Purification of Synthesized RNA (E2070)

In general, synthesized RNA can be purified by LiCl precipitation, phenol:chloroform extraction followed by ethanol precipitation, or by using a spin column method. If absolute full length RNA is required, we recommend gel purification.

LiCl Precipitation
The kit includes LiCl solution for rapid recovery of the synthesized RNA. LiCl is effective in removing the majority of unincorporated NTPs and enzymes. However, RNAs shorter than 300 nucleotides or at a concentration lower than 0.1 mg/ml do not precipitate well. In such cases, other purification methods may be used. LiCl purified RNA is suitable for cap addition with NEB’s Vaccinia Capping System (NEB #M2080) and Poly(A) tailing with NEB’s Poly(A) Polymerase (NEB #M0276).
  1. Adjust the reaction volume to 50 µl by adding nuclease-free water.
  2. Add 25 µl LiCl solution and mix well.
  3. Incubate at –20°C for 30 minutes.
  4. Centrifuge at 4°C for 15 minutes at top speed to pellet RNA.
  5. Remove the supernatant and rinse the pellet with 500 µl of ice cold 70% ethanol.
  6. Resuspend the RNA in 50 µl of 0.1 mM EDTA. Store the RNA at –20°C or below.

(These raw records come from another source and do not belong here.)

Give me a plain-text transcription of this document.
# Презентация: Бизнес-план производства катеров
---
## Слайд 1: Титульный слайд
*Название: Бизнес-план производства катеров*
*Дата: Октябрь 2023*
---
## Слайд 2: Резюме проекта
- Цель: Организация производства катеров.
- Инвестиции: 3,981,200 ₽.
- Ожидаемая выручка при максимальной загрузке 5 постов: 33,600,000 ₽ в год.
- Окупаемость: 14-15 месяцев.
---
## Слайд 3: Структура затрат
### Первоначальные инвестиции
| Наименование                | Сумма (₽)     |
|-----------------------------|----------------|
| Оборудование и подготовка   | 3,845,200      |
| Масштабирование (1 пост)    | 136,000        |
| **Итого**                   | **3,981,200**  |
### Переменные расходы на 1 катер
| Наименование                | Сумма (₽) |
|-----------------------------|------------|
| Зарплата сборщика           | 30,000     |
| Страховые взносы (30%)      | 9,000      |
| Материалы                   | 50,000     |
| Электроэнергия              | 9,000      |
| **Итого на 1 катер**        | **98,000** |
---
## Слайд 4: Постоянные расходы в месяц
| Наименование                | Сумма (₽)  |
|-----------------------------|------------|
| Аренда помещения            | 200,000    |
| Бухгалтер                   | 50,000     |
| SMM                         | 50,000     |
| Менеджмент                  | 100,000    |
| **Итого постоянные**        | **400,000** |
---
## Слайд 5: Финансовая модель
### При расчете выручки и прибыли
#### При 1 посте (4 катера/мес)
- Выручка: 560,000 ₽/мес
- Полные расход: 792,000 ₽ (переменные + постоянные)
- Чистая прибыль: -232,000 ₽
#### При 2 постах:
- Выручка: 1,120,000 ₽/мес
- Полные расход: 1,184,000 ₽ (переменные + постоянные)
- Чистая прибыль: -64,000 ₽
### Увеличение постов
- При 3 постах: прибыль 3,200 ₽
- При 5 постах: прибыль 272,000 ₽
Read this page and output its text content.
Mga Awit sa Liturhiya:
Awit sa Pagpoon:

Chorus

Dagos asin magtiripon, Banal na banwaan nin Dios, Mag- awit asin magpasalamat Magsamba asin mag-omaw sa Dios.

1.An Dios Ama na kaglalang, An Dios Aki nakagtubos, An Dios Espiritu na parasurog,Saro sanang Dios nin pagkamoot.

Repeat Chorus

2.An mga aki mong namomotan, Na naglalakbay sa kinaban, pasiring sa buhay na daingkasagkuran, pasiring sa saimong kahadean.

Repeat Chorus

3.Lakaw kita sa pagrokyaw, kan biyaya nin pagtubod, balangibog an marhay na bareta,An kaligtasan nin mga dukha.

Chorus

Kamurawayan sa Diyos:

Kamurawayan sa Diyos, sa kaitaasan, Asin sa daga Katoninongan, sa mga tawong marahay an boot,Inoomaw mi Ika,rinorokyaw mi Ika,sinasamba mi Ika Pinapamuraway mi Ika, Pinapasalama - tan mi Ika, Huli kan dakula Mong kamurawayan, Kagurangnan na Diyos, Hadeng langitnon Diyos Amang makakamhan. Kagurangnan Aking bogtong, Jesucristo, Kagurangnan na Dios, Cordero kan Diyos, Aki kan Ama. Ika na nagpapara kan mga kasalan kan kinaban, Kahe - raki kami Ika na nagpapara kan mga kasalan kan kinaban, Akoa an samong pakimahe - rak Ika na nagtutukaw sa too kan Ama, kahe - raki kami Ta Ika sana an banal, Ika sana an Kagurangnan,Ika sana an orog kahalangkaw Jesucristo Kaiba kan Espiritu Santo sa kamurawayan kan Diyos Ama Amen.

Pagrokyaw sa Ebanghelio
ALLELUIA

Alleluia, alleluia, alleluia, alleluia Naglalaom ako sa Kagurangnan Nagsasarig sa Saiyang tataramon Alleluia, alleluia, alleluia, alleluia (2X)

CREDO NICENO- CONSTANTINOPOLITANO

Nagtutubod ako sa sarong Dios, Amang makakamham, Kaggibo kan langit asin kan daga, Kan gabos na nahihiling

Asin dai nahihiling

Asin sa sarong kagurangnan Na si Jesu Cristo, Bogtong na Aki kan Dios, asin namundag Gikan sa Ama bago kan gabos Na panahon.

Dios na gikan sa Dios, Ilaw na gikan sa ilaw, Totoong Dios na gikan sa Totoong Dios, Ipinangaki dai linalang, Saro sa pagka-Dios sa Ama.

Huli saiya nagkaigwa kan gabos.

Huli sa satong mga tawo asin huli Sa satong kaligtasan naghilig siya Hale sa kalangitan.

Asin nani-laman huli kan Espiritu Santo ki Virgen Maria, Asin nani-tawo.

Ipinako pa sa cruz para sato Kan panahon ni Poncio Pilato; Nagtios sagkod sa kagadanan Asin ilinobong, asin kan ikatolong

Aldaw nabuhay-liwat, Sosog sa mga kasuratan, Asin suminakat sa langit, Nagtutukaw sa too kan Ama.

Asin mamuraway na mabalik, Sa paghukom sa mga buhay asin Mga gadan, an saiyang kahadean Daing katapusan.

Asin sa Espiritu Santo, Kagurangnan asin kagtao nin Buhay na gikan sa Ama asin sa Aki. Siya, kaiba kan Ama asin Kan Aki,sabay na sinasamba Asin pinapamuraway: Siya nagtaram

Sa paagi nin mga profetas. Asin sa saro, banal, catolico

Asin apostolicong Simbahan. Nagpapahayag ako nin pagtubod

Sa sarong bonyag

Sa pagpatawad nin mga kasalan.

Phenol:chloroform Extraction and Ethanol Precipitation

For removal of proteins and most free nucleotides, phenol:chloroform extraction followed by ethanol precipitation of RNA transcripts is the preferred method.
  1. Adjust the reaction volume to 180 µl by adding nuclease-free water. Add 20 µl of 3 M sodium acetate, pH 5.2 or 20 µl 5 M ammonium acetate and mix thoroughly.
  2. Extract with an equal volume of 1:1 phenol:chloroform mixture, followed by two extractions with chloroform. Collect the aqueous phase and transfer to a new tube.
  3. Precipitate the RNA by adding 2 volumes of ethanol. Incubate at –20°C for at least 30 minutes and collect the pellet by centrifugation.
  4. Remove the supernatant and rinse the pellet with 500 µl of ice cold 70% ethanol.
  5. Resuspend the RNA in 50 µl 0.1 mM EDTA. Store the RNA at –20°C or below.
Spin Column Purification
Spin columns will remove unincorporated nucleotides, proteins and salts. Adjust the volume of the reaction to 100 µl by adding nuclease-free water and mix well. Purify the RNA by following the spin column manufacturer’s instructions. Each reaction produces ≥ 80 µg of RNA, which may exceed the column capacity, thus requiring additional columns.

Gel Purification

When high purity RNA transcripts are desired (RNA probes for footprinting assays or RNase protection assays), we recommend gel purification of the transcription product.